From Middle English De Profundis, De profundis, deprofundis, deprovundis,[1] from Latin profundīs (out of the depths), the first two words of the Latin version of the 130th Psalm.

Proper noun[edit]

De Profundis

  1. The 130th psalm, one of the seven penitential psalms of the Roman Catholic and Anglican churches.
    • 1881, Louis Gaston A. de Ségur, Familiar instructions and evening lectures on all the truths of religion, page 102:
      The De Profundis is therefore a cry of hope, a prayer of love coming forth from the Sacred Heart to be re-echoed by our own; and whilst hoping for ourselves, we must hope also for our suffering brethren in purgatory, and we have confidence that if we pray with our whole hearts, our merciful Lord will soon deliver these souls, still dearer to Him than ourselves, and will admit them perfectly purified into peace and eternal rest.
    • 1968, Patrick Gallagher, The Life and Works of Garci Sánchez de Badajoz, →ISBN, page 180:
      But the De profundis has only eight verses and so it is not surprising that all of it should have been adapted.
    • 2005, Geoff Wood, Living the Lectionary, Year B: Links to Life and Literature, →ISBN, page 33:
      At 7:30 PM, back in my seminary days, the bell of St. Francis Chapel at Graymoor would toll, summoning us to recite the De Profundis on behalf of the dead.
  2. A letter to Lord Alfred Douglas written by Oscar Wilde while he was imprisoned for gross indecency (homosexual acts).

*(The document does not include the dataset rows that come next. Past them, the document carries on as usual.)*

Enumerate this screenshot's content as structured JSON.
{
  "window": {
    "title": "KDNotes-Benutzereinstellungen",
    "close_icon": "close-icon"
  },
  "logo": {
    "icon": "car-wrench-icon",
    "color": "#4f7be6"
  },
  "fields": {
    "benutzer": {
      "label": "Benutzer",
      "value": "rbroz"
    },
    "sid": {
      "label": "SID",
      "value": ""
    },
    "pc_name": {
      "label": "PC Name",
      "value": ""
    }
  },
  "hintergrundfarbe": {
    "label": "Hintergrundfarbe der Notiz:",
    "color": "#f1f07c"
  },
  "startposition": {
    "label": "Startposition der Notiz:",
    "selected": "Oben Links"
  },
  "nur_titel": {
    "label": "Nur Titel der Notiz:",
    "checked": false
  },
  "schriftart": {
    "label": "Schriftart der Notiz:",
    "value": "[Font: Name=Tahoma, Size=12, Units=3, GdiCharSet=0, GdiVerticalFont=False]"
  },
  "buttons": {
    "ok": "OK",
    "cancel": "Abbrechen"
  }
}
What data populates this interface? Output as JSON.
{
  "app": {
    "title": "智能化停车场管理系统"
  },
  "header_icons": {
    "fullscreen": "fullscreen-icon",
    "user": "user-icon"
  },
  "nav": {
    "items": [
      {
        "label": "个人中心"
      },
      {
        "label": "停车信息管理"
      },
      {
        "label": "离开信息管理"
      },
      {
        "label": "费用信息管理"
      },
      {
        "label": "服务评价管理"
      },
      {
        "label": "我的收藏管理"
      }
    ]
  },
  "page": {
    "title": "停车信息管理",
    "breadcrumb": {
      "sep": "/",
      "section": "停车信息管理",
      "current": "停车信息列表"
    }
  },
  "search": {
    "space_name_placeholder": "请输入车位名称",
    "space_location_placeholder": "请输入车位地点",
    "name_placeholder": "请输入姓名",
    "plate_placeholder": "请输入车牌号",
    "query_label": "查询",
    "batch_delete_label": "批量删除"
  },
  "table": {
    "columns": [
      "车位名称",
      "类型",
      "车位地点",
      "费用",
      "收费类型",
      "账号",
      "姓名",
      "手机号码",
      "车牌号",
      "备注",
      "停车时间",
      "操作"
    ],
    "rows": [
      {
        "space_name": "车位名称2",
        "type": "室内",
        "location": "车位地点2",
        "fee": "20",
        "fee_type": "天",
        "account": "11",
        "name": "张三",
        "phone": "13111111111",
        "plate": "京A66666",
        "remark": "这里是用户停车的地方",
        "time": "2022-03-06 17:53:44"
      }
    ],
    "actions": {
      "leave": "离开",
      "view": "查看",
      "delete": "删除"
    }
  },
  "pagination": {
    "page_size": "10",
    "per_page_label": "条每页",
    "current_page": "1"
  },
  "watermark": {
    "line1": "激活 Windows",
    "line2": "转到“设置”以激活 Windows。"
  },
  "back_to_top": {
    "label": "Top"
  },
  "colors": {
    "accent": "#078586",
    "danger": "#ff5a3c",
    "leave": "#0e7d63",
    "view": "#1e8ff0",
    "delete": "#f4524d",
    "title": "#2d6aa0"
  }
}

The title is a reference to the 130th psalm.
    • 2000, Oscar Wilde, Russell Jackson, Ian Small, The Complete Works of Oscar Wilde, →ISBN:
      Some years later, in his Autobiography, Douglas gave a significantly different version of events: My own evidence on this point is obscured by the fact that, as I did not know of the existence of the De Profundis MS.
    • 2004, F. Roden, Palgrave Advances in Oscar Wilde Studies, →ISBN, page 176:
      Max Beerbohm, in a remarkably insightful review in Vanity Fair, specifically took on the "De Profundis is radically different" reading of Wilde: "Some of the critics, wishing to reconcile present enthusiasm with past indifference. . . have been suggesting that De Profundis is quite unlike any previous work of Oscar Wilde - a quite sudden and unrelated phenomenon.
    • 2017, Annette M. Magid, Quintessential Wilde, →ISBN:
      One of the most lyrical and powerful passages of the De Profundis can be heard towards its very conclusion.
  3. The name of various other works of art inspired by the feelings expressed in the 130th psalm. (see De Profundis)

References[edit]

  1. ^ Dē profundīs, n.”, in MED Online, Ann Arbor, Mich.: University of Michigan, 2007.